Life used to be much simpler for us IT folks when there were two distinct types of software—the custom software you wrote for your own firm had only to meet your company’s unique requirements. For example, if your company only did business in the US, the software you built only had to deal in US dollars and to show screens in English. Product software made by a commercial software company, by comparison, was designed and built to work in multiple languages and currencies, with multiple options and configuration settings to accommodate the thousands of different companies that might one day use their product. So building product software used to be more complicated and involved than building custom software – but that is no longer the case today.
Increasingly today, IT organizations have to view their own internally-developed software with the same eye towards productization as commercial software firms. Why the change? And what is prompting it? We have found that many of our large IT customers are now facing many of the same challenges that our software product customers have been dealing with for years and the solutions that work for these IT customers are the same techniques used for developing product software:
- Planning a Release – With the IT organization supporting an ever-increasing and diverse user base spread around the globe, changes to corporate software have to be carefully planned and timed to avoid helping one department while hurting another. IT customers need to add release management disciplines to their internal IT software using impact analysis, capacity planning and product roadmaps to help make sure that the software upgrades they are planning are managed well and delivered as scheduled.
- Software Build Management – Traditionally, IT organizations were unlike software firms and did not have to worry about how to control multiple versions of their software or coordinate the development of their code across multiple development groups. This is because IT typically only had the current version of the code to manage and just a single, employee-based group of developers to maintain it. But now, with multiple instances of the software running in different organizations around the world and with a team of onshore and offshore resources maintaining the code, the need for tight software build management has increased dramatically. Software product build management skills can help IT organizations bring the same, consistent build environment to their work by using the latest source control and build tools to help them successfully manage the process.
- Regression Testing – As custom IT software becomes more and more complicated, the need for thorough testing has increased. As new releases come out, it is critical to test not only the new features that were added but also the existing features from previous releases to make sure they still work. IT organizations used to just ask their departmental users to “bang on the system” for a while to test it out but now these IT must now approach testing in the same way that software companies do– with a robust test suite of automated regression tests that replays all the existing test scripts to ensure that nothing that used to work has been broken with the new release. There are a number of great tools that can help do this, and we have been introducing them to our IT customers to help them maintain the quality of their software.
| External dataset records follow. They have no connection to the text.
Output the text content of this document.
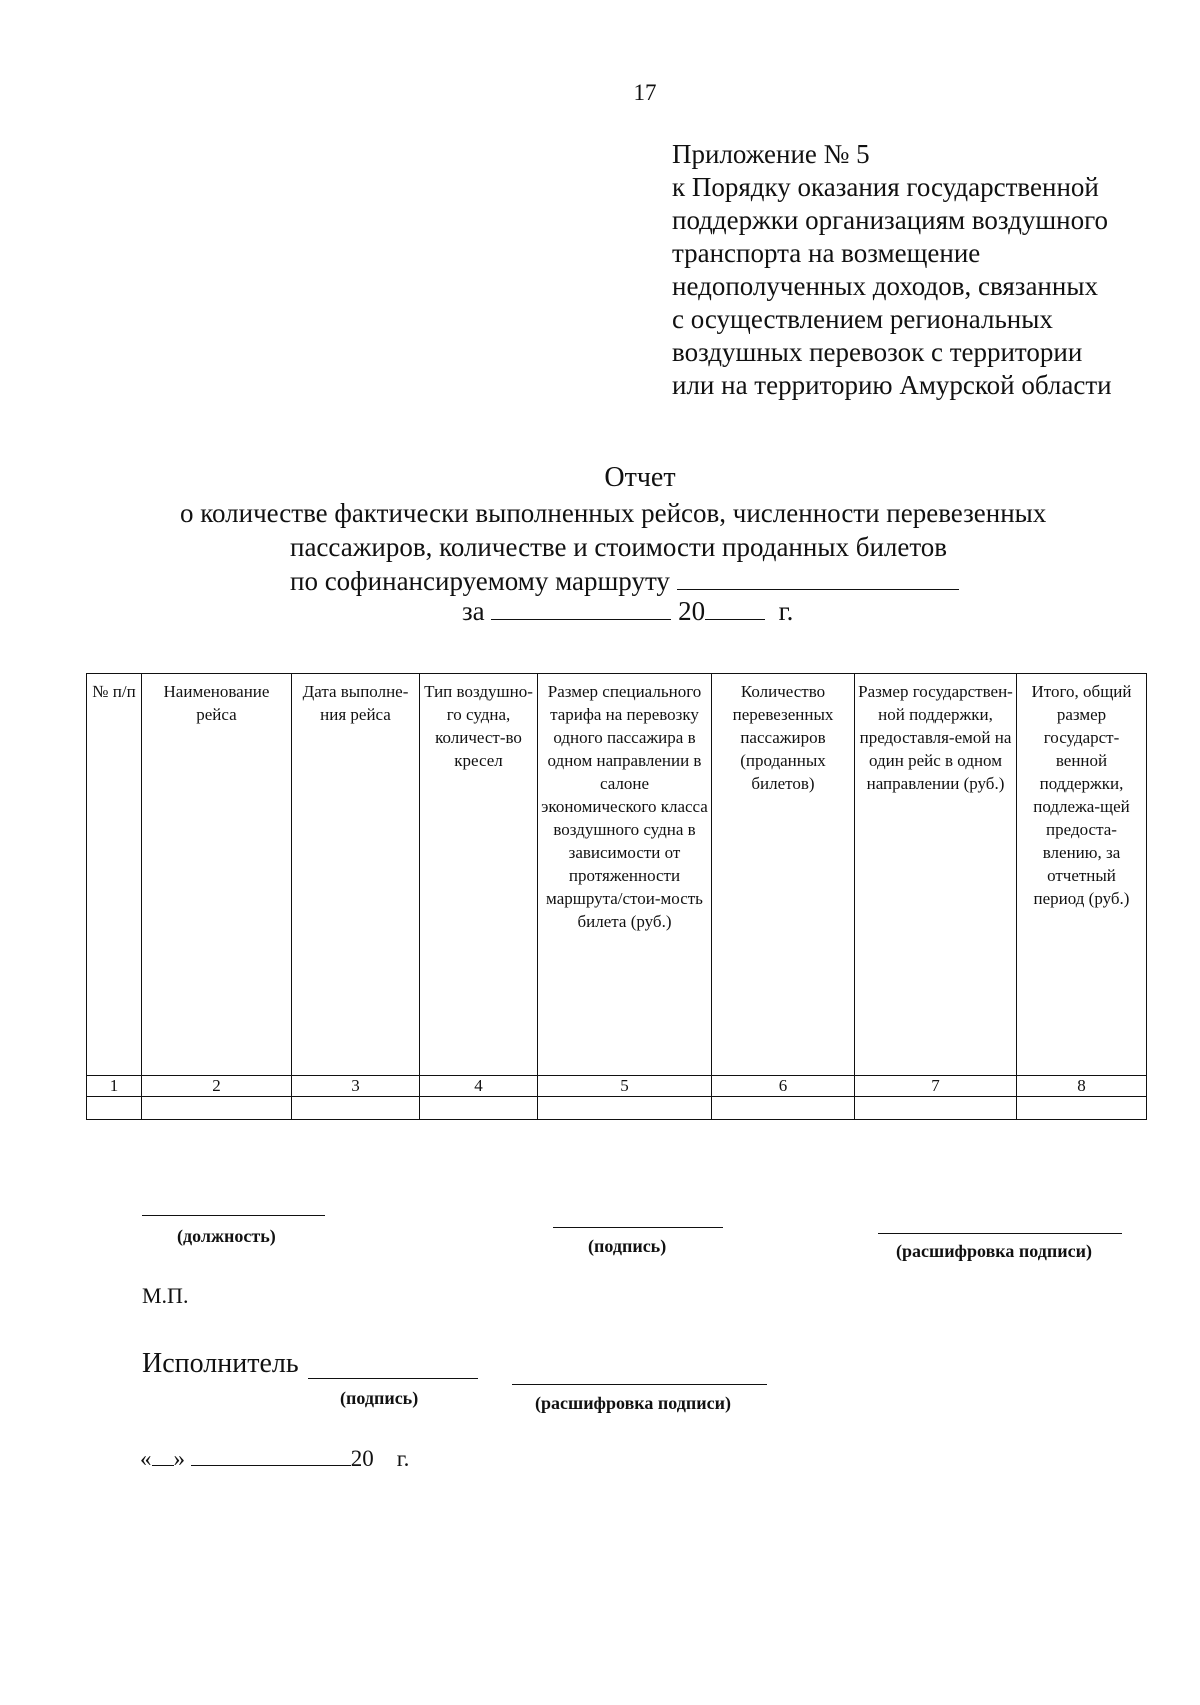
17
Приложение № 5
к Порядку оказания государственной
поддержки организациям воздушного
транспорта на возмещение
недополученных доходов, связанных
с осуществлением региональных
воздушных перевозок с территории
или на территорию Амурской области
Отчет
о количестве фактически выполненных рейсов, численности перевезенных
пассажиров, количестве и стоимости проданных билетов
по софинансируемому маршруту
за	20	г.
№ п/п	Наименование рейса	Дата выполне-ния рейса	Тип воздушно-го судна, количест-во кресел	Размер специального тарифа на перевозку одного пассажира в одном направлении в салоне экономического класса воздушного судна в зависимости от протяженности маршрута/стои-мость билета (руб.)	Количество перевезенных пассажиров (проданных билетов)	Размер государствен-ной поддержки, предоставля-емой на один рейс в одном направлении (руб.)	Итого, общий размер государст-венной поддержки, подлежа-щей предоста-влению, за отчетный период (руб.)
1	2	3	4	5	6	7	8

(должность)	(подпись)	(расшифровка подписи)
М.П.
Исполнитель
(подпись)	(расшифровка подписи)
« »	20 г.
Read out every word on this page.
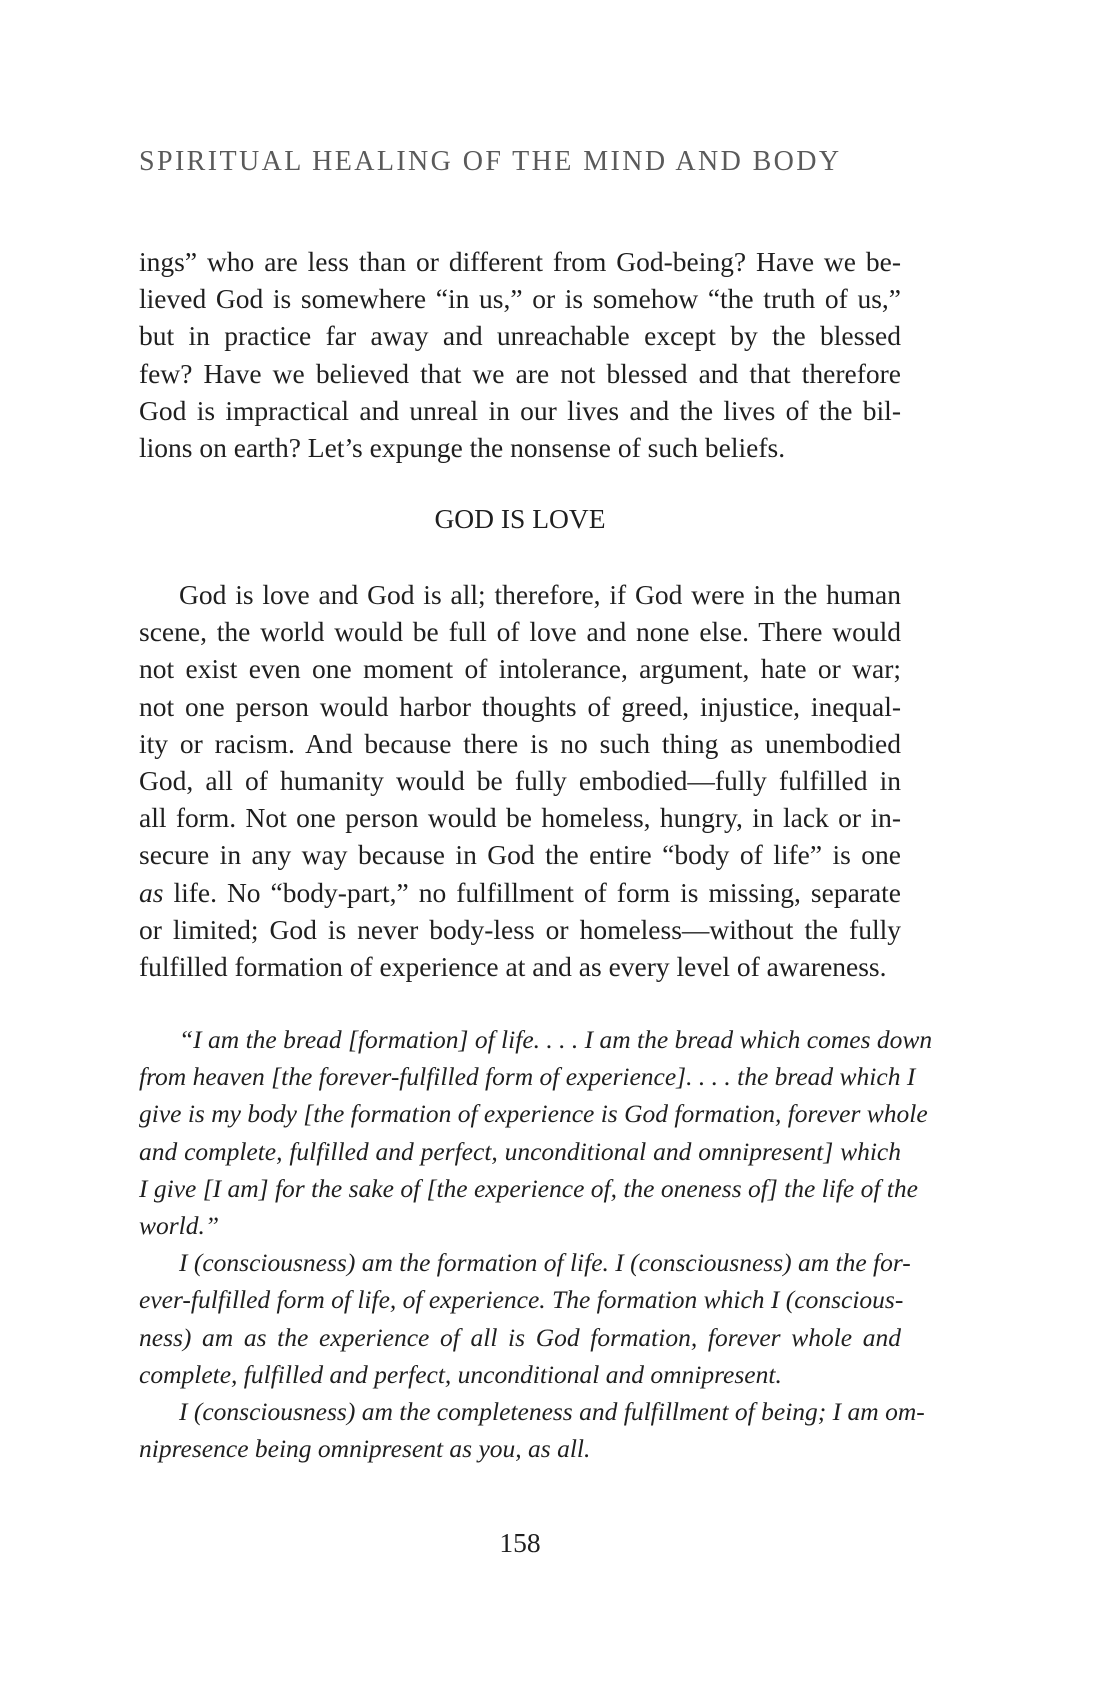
SPIRITUAL HEALING OF THE MIND AND BODY
ings” who are less than or different from God-being? Have we be-
lieved God is somewhere “in us,” or is somehow “the truth of us,”
but in practice far away and unreachable except by the blessed
few? Have we believed that we are not blessed and that therefore
God is impractical and unreal in our lives and the lives of the bil-
lions on earth? Let’s expunge the nonsense of such beliefs.
GOD IS LOVE
God is love and God is all; therefore, if God were in the human
scene, the world would be full of love and none else. There would
not exist even one moment of intolerance, argument, hate or war;
not one person would harbor thoughts of greed, injustice, inequal-
ity or racism. And because there is no such thing as unembodied
God, all of humanity would be fully embodied—fully fulfilled in
all form. Not one person would be homeless, hungry, in lack or in-
secure in any way because in God the entire “body of life” is one
as life. No “body-part,” no fulfillment of form is missing, separate
or limited; God is never body-less or homeless—without the fully
fulfilled formation of experience at and as every level of awareness.
“I am the bread [formation] of life. . . . I am the bread which comes down
from heaven [the forever-fulfilled form of experience]. . . . the bread which I
give is my body [the formation of experience is God formation, forever whole
and complete, fulfilled and perfect, unconditional and omnipresent] which
I give [I am] for the sake of [the experience of, the oneness of] the life of the
world.”
I (consciousness) am the formation of life. I (consciousness) am the for-
ever-fulfilled form of life, of experience. The formation which I (conscious-
ness) am as the experience of all is God formation, forever whole and
complete, fulfilled and perfect, unconditional and omnipresent.
I (consciousness) am the completeness and fulfillment of being; I am om-
nipresence being omnipresent as you, as all.
158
- Multi-Tenancy – This is a term that was once unknown to anyone outside the software industry. It’s the concept that lets a software vendor host their customers on a version of their software in the cloud without having to set up a single instance of their product for each and every client. Each customer is considered a ‘tenant’, much like the tenants in an apartment building that have their own space and share common services or amenities. In technical terms, this means that software vendors create their code to be multi-tenant so that each of their clients has access to all the features of the software while sharing some core services across them. For example, the vendor can store all their clients’ individual data in a single, managed database with appropriate security and controls so that no one customer can see or change another customer’s data. IT customers now want to set up a multi-tenant environment for their customers they now support to replace their replicated versions of their software they currently use for each client. They want a single instance of the software, with appropriate configuration settings to handle all clients
With all these new challenges, IT organizations are increasingly blurring the line between custom software and product software, thinking of themselves more as software vendors that design, build and test software for their corporation’s departments around the world. The old methods of building custom software no longer work in today’s modern, distributed economy. Increasingly, IT organizations must think like software product firms in order to compete with effective solutions that work around the globe in different working environments. In order to make sure that they are adopting the most advanced product development principles, IT organizations should turn to experienced software product development vendors with experience of building commercial software for ISVs (independent software vendors) for a solution that will work now and for the futute needs of their business.